You can't talk bowl games without hearing the refrain, "There are too many bowls and no one cares about them."

The 2012 TV ratings for the bowl games show there is an audience for bowl games.

Not every game drew a large audience by any stretch of the imagination yet all but one game drew at least one million TV viewers. The Heart of Dallas featuring Oklahoma State vs. Purdue drew only 943,000 viewers but shortly after kickoff it competed with three other bowls starting. Despite those low numbers it still drew more viewers than many regular season match-ups such as: Clemson vs. Boston College, Arizona State vs. Colorado, Wisconsin vs. Indiana, and Ole Miss vs. Vandy.

The most watched regular season game was the Alabama vs. Georgia SEC title game with 16.2 million viewers. The BCS championship and Rose Bowl both outdrew the game and it wasn't "really" a regular season game. Notre Dame vs. USC with 16.1 million viewers was the true regular season champ.

The third most watched regular season game was Bama vs. LSU with 11.3 million viewers. The Fiesta and Cotton drew more viewers.

If you look at the 15 most watched regular season games, 6 million viewers for South Carolina vs. LSU just made the bottom of the list. 700,000 more people watched the Alamo Bowl with Texas and Oregon State.

Only six bowls drew less than 2 million viewers.

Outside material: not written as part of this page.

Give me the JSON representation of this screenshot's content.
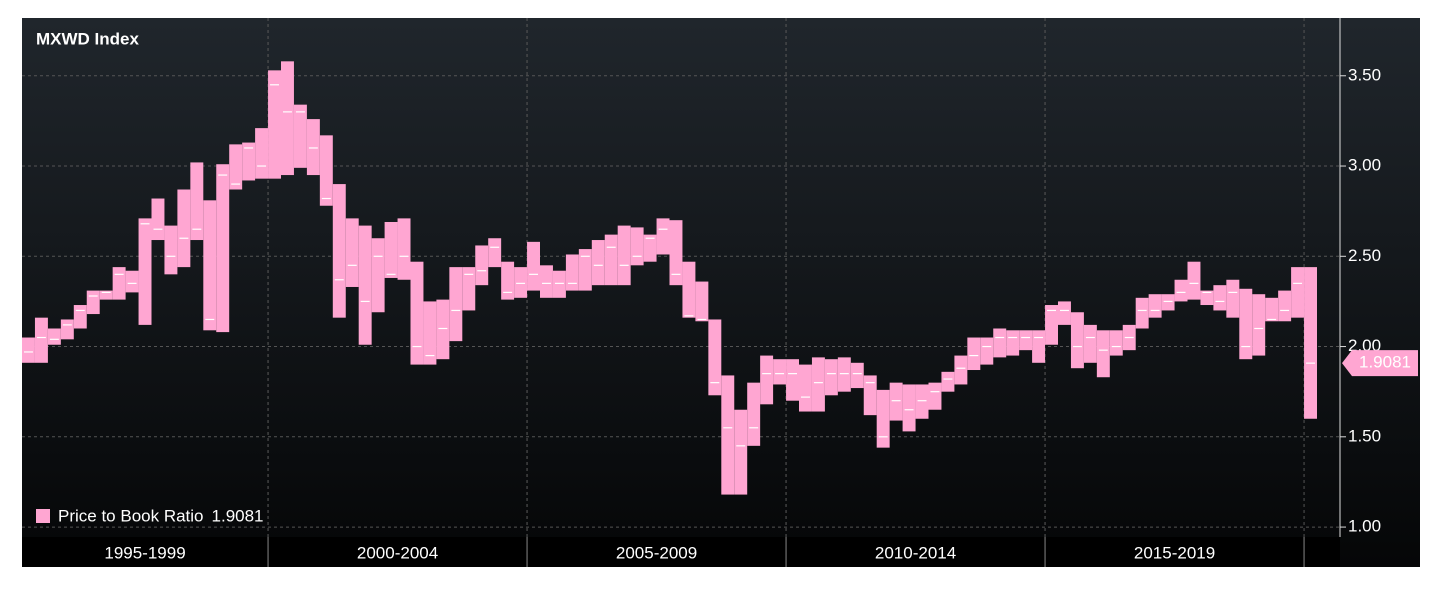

The 1.9 million who watched Arkansas State vs. Kent State nearly matched the audience for Arkansas State vs. Oregon and as many watched the GoDaddy as watched Texas play TCU on Thanksgiving.

It is assumed that TV viewers will watch the "name" teams and ignore the teams from smaller leagues. There is some truth to that. The highest rated game featuring two teams from outside the "AQ" leagues was Rice vs. Air Force and it was the 18th most watched bowl, but the two least watched bowls were the previously mentioned OkSt-Purdue game and the Navy vs Arizona State Kraft Fight Hunger Bowl.

Fox reportedly told those interested in starting new games that the network would like to bid for their TV coverage. With those games likely to not have big match-ups that might seem odd until you realize that the bowls with few viewers still drew larger audiences than most of the weeknight national TV broadcasts.

Too many bowls? The TV viewing audience appears to disagree.